Il devait me raconter plus tard que deux jeunes hommes « ils avaient vingt-quatre et vingt-cinq ans je pense », s'étaient évadés du camp dans le tout premier train qui était reparti de Treblinka avec des vêtements des victimes et d'autres biens. « C'était les deux derniers jours d'octobre ou le premier de novembre. Nous les avons aidés à se cacher ; ce fut organisé avec beaucoup de soin pour faire passer des nouvelles à Varsovie.

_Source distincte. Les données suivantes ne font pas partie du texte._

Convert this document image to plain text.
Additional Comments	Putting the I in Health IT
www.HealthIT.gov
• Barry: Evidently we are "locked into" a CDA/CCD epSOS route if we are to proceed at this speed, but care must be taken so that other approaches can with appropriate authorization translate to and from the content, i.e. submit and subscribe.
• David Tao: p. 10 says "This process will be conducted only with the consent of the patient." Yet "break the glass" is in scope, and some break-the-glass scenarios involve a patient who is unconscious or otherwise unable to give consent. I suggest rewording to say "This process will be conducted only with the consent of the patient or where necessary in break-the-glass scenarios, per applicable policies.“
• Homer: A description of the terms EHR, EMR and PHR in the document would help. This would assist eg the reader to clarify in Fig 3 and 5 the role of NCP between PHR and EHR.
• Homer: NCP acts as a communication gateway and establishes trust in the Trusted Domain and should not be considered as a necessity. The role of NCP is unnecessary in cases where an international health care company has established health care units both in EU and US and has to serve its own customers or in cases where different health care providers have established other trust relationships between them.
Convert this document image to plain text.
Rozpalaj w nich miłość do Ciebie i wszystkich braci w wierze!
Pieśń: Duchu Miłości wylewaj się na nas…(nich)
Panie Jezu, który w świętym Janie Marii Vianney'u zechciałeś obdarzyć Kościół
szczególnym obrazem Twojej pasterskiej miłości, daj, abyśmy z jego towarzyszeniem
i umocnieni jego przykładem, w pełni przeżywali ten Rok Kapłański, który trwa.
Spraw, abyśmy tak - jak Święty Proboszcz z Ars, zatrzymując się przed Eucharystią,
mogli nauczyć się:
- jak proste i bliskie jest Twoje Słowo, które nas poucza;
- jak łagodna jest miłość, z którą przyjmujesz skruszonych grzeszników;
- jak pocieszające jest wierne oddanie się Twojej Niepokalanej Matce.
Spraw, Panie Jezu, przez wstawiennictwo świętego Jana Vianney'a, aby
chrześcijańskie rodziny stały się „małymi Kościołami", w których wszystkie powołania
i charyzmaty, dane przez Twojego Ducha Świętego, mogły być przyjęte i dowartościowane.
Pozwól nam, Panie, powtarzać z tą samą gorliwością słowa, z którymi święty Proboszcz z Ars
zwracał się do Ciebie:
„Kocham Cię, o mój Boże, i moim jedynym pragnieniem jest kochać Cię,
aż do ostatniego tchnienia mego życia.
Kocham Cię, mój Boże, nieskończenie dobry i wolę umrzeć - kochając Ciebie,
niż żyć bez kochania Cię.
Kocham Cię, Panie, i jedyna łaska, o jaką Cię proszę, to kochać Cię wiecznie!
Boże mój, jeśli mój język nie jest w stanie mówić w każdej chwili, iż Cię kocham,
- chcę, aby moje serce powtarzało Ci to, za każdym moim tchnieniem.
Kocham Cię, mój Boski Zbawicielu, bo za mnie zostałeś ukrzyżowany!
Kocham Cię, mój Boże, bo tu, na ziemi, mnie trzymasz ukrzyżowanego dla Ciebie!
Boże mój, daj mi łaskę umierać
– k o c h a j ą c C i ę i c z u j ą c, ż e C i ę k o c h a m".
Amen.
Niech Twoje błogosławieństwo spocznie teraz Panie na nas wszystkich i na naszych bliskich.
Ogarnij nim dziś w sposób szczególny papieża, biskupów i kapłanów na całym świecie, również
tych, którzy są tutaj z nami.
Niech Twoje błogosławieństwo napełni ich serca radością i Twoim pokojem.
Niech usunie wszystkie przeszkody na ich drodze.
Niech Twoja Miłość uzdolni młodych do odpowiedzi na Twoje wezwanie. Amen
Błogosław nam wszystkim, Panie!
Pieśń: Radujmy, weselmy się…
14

« A la fin de novembre ou au début de décembre, sept hommes du Kommando bleu ont essayé, mais ils ont été rattrapés. Kurt Franz les a abattus au Lazarett1, puis il a fait un appel spécial et nous a dit que si quelqu'un d'autre essayait et surtout s'il réussissait, pour chaque évadé dix d'entre nous seraient exécutés. »
Extrait de Gitta Sereny, Au fond des ténèbres, un bourreau parle. Franz Stangl, commandant de Treblinka,
Denoël, 2007, p. 209.
Note
1 Lazarett : infirmerie du camp, dépourvue de moyens pour soigner les détenus, appelée aussi Revier.